I am to factor this completely and I am stuck.
2r^3 + 8r^2 +6r
Note: x^2 is x-squared (that is, x with the superscript 2), etc.
This is a double post. The equation is r but the explanation for the squared term uses x's.
To factor the expression 2r^3 + 8r^2 + 6r completely, you can try to find the greatest common factor (GCF) of all the terms and factor it out.
First, let's identify the GCF of the terms: 2r^3, 8r^2, and 6r.
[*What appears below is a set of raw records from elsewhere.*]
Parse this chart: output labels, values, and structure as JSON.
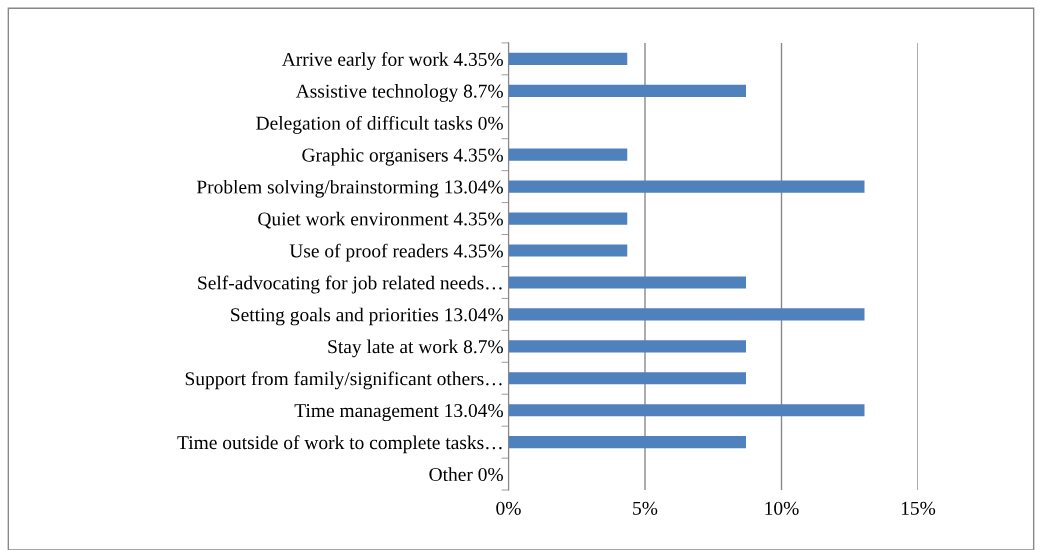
{
  "chart_data": {
    "type": "bar",
    "orientation": "horizontal",
    "categories": [
      "Arrive early for work 4.35%",
      "Assistive technology 8.7%",
      "Delegation of difficult tasks 0%",
      "Graphic organisers 4.35%",
      "Problem solving/brainstorming 13.04%",
      "Quiet work environment 4.35%",
      "Use of proof readers 4.35%",
      "Self-advocating for job related needs…",
      "Setting goals and priorities 13.04%",
      "Stay late at work 8.7%",
      "Support from family/significant others…",
      "Time management 13.04%",
      "Time outside of work to complete tasks…",
      "Other 0%"
    ],
    "values": [
      4.35,
      8.7,
      0,
      4.35,
      13.04,
      4.35,
      4.35,
      8.7,
      13.04,
      8.7,
      8.7,
      13.04,
      8.7,
      0
    ],
    "color": "#4f81bd",
    "xlim": [
      0,
      15
    ],
    "xticks": [
      {
        "value": 0,
        "label": "0%"
      },
      {
        "value": 5,
        "label": "5%"
      },
      {
        "value": 10,
        "label": "10%"
      },
      {
        "value": 15,
        "label": "15%"
      }
    ],
    "grid": "x",
    "legend": false
  }
}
The GCF is the highest power of "r" that appears in all the terms, which is "r" itself.
Now, we can factor out the GCF "r" from each term:
2r^3 + 8r^2 + 6r
= r(2r^2 + 8r + 6)
Next, we need to factor the quadratic expression 2r^2 + 8r + 6. To do so, we can look for two numbers that multiply to give 2 * 6 = 12, and add up to give 8 (the coefficient of the middle term).
The numbers that satisfy these conditions are 2 and 6. So, we can rewrite the quadratic as follows:
2r^2 + 8r + 6
= r(2r^2 + 2r + 6r + 6)
Now, we can group the terms and factor by grouping:
r(2r^2 + 2r + 6r + 6)
= r((2r^2 + 2r) + (6r + 6))
= r(2r(r + 1) + 6(r + 1))
Notice that the terms inside the parentheses now have a common factor, which is "r + 1". We can factor it out:
r(2r(r + 1) + 6(r + 1))
= r(2r + 6)(r + 1)
Therefore, the completely factored form of the expression 2r^3 + 8r^2 + 6r is r(2r + 6)(r + 1).